Numerous pundits, academics and politicians have tried to deny that this linkage exists but, try as they might, facts on the ground make it very difficult to close the box which Petraeus, very publicly, opened this spring.

Eighty-six-percent of the poll’s respondents were “prepared for peace if Israel is willing to return all 1967 territories including East Jerusalem,” 39 percent held the belief that the Israeli-Palestinian conflict will be resolved through negotiations, and only 16 percent believed it will end through war.

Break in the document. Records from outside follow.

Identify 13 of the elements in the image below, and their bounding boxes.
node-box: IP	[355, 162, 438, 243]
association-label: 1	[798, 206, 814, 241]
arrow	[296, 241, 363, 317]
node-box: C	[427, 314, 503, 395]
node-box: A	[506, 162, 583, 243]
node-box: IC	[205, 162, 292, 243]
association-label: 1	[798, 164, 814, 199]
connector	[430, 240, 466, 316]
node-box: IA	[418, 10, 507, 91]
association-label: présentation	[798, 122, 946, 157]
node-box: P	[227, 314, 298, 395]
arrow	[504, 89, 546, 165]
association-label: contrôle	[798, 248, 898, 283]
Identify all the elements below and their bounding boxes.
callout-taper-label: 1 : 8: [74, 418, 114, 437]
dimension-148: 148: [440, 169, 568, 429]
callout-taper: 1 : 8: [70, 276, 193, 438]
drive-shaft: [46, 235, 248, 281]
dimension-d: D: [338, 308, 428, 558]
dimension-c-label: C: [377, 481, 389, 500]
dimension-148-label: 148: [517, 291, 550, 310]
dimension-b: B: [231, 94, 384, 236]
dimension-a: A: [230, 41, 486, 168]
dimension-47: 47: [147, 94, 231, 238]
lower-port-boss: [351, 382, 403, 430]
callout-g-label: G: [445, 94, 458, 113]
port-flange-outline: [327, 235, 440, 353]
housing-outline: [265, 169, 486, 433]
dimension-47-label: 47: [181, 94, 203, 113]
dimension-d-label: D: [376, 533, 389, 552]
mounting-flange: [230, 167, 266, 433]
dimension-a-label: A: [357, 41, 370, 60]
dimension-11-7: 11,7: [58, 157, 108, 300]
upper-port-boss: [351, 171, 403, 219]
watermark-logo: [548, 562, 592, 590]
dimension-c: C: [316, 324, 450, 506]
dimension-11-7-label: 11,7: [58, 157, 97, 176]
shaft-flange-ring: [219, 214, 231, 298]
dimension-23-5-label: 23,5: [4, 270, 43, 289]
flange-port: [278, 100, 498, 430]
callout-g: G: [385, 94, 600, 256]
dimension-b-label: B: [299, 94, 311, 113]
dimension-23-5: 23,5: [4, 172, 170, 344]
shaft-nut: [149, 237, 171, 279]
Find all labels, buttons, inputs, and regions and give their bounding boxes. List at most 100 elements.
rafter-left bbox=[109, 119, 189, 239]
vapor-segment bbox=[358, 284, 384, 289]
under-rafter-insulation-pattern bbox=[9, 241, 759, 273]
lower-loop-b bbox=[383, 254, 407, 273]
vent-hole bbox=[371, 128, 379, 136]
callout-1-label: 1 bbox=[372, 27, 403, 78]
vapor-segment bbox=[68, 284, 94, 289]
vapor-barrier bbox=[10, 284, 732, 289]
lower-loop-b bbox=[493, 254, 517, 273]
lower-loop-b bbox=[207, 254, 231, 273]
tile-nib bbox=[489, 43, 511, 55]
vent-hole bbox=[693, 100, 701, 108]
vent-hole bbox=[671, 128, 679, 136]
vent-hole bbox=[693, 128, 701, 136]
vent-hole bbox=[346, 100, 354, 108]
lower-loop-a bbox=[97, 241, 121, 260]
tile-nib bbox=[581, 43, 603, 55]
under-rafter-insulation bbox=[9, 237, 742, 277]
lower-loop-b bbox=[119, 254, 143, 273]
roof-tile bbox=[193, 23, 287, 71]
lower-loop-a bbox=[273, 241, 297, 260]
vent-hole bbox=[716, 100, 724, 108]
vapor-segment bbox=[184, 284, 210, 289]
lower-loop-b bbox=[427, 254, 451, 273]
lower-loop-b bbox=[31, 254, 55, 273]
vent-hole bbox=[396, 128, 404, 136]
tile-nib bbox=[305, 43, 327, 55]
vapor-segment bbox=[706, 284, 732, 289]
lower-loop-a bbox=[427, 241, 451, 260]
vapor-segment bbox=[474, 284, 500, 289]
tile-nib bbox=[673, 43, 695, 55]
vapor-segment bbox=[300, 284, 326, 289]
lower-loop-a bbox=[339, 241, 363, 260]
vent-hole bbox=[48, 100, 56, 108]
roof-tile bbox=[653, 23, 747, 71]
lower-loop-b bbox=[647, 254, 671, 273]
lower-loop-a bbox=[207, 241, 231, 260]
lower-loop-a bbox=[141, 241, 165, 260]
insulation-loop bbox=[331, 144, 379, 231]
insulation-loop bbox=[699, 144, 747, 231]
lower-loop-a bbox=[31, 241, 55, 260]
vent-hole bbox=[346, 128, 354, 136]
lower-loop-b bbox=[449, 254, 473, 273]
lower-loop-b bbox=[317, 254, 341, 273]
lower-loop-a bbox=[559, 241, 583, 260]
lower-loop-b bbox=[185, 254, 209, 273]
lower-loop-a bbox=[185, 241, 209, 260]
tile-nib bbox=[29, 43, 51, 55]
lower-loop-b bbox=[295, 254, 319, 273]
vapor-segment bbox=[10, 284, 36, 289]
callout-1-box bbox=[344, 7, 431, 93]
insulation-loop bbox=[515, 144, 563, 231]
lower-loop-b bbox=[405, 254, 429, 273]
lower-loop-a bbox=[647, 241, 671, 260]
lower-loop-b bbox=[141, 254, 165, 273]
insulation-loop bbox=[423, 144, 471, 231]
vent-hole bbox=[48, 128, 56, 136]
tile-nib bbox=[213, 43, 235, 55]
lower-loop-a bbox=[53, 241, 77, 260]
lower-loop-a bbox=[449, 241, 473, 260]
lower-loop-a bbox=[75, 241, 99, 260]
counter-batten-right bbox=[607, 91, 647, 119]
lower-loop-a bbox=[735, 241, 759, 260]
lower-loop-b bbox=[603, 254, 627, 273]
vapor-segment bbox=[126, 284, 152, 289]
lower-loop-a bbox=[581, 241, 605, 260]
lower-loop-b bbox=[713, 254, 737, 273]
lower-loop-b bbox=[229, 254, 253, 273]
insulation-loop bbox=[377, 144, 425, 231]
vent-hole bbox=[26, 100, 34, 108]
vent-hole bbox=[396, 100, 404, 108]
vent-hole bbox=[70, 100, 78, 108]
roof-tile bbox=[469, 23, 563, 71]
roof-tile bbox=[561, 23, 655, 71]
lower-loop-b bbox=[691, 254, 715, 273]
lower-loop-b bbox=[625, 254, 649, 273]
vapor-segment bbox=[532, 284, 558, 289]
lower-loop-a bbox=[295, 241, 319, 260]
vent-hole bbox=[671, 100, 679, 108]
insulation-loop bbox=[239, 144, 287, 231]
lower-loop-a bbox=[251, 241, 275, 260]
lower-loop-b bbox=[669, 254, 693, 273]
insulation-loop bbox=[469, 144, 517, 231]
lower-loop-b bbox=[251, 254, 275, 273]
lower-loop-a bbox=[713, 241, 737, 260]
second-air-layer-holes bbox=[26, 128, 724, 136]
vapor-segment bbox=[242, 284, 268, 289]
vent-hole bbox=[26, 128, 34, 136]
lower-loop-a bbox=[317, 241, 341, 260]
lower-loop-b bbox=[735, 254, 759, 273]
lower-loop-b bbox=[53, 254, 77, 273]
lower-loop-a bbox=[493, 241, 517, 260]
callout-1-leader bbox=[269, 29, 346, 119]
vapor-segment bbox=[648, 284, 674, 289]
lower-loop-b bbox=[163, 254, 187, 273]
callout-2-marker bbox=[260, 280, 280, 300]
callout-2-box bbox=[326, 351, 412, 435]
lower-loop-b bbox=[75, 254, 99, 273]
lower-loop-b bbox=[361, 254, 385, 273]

One has to wonder how U.S. interests are served by continuing to ratchet up tensions with Iran via “Sanctions Plus,” “Economic Warfare,” or chest-pounding threats of military strikes. As U.S.-Iran relations deteriorate and Iran, via its allies, exacerbates tensions between Israel and its neighbors, Arab public opinion will, if the trends in the poll have any predictive power, swing in Iran’s favor and make the Obama administration even less popular in the region. That isn’t good for Israel which, if Israeli ambassador to the U.S. Michael Oren’s dire warnings are to be believed, might find itself in another war before the end of the summer, and it isn’t good for a U.S. administration which is trying to figure out a way to extract the country from Iraq and Afghanistan.

Of course all of this requires that you believe that there is a linkage between the Israeli-Palestinian conflict and U.S. strategic interests in the Middle East. If you suspend your belief in that linkage, then anything goes.